A única personagem a qual parece se situar em nível similar ao de Giovanni é o (suposto) pai de Ginevra, Battista. Sua posição é mais próxima daquela do estereótipo naturalista: alcoólatra, desempregado e idoso, encontra-se distante de qualquer autonomia, de uma afirmação de si. Humilha-se e age de acordo com o esperado de sua condição, de um ponto de vista moral. Inicialmente, Giovanni parece se relacionar com seu então futuro sogro por compaixão e talvez por conveniência, mas logo se vê infelizmente no mesmo nível, também denegrido por Ginevra. A aproximação, entretanto, permanece intrigante. Talvez seja ela, inclusive, a grande motivação para o desfecho dessa história. O assassinato de Wanzer por Giovanni parece ser o ápice de seu desejo reprimido de mudar sua condição, sentimento esse que cresce ao longo da narrativa, sem interferência de um locutor, ao qual o protagonista lança suas súplicas com frequência. No entanto, o que aparenta ser a vitória de Giovanni se torna ao fim sua derrota: termina em delírios, solitário, talvez em cárcere.
É notável que Giovanni Episcopo seja o oposto do que muitos poderiam pensar: certamente, não é uma narrativa menor, pouco elaborada de Gabriele D’Annunzio, nem uma simplória expressão das peculiaridades biográficas do escritor, sempre ligado ao exercício do sexo ou ao fascismo de Mussolini. Situa-se, ao nosso ver, entre a apoteose do Übermensch, encarnado seja em Wanzer, seja nos protagonistas do filme de Hitchcock, e o absurdo existencial de Josef K. O romance, enfim, se mantém em uma posição que atrai o leitor atual, especialmente aquele que queira se distanciar do estereótipo dado ao seu autor e à sua produção.
Para que essa leitura seja realizada, talvez o grande presente que o tradutor, Maurício Santana Dias, professor de literatura italiana da Universidade de São Paulo (USP), nos oferece é poder ler um texto de maneira fluida, com possibilidade de nos identificarmos com seu universo de significação.
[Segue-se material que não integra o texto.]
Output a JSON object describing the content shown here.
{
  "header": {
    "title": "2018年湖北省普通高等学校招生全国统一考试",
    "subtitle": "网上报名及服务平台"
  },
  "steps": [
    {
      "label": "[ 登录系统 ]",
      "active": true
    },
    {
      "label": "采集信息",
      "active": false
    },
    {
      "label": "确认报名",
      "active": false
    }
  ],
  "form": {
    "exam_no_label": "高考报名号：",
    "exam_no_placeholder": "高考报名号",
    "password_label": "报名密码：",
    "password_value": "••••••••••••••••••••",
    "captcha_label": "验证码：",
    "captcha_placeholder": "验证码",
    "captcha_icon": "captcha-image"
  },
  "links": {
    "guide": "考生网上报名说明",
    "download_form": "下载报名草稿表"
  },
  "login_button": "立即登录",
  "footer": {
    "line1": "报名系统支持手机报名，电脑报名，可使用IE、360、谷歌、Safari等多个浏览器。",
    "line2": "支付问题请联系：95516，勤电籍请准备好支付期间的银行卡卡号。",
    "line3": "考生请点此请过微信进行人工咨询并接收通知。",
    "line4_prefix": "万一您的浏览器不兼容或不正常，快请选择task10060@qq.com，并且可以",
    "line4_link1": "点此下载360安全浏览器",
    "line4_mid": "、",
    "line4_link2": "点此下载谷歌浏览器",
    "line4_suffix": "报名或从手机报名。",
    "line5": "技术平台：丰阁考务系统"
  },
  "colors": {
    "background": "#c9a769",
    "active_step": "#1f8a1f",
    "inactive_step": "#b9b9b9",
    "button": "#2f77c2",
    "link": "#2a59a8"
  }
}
Certamente, esse é o grande mérito da recente edição do segundo romance de D’Annunzio no Brasil, em conjunto com a nota que o tradutor nos oferece ao fim. A esperança é que, diante da relevância do escritor italiano para a história e da permanência da matéria de sua literatura, o leitor se insira na narrativa de Giovanni Episcopo e vá além do que já se disse sobre o escritor, a fim de construir uma interpretação própria.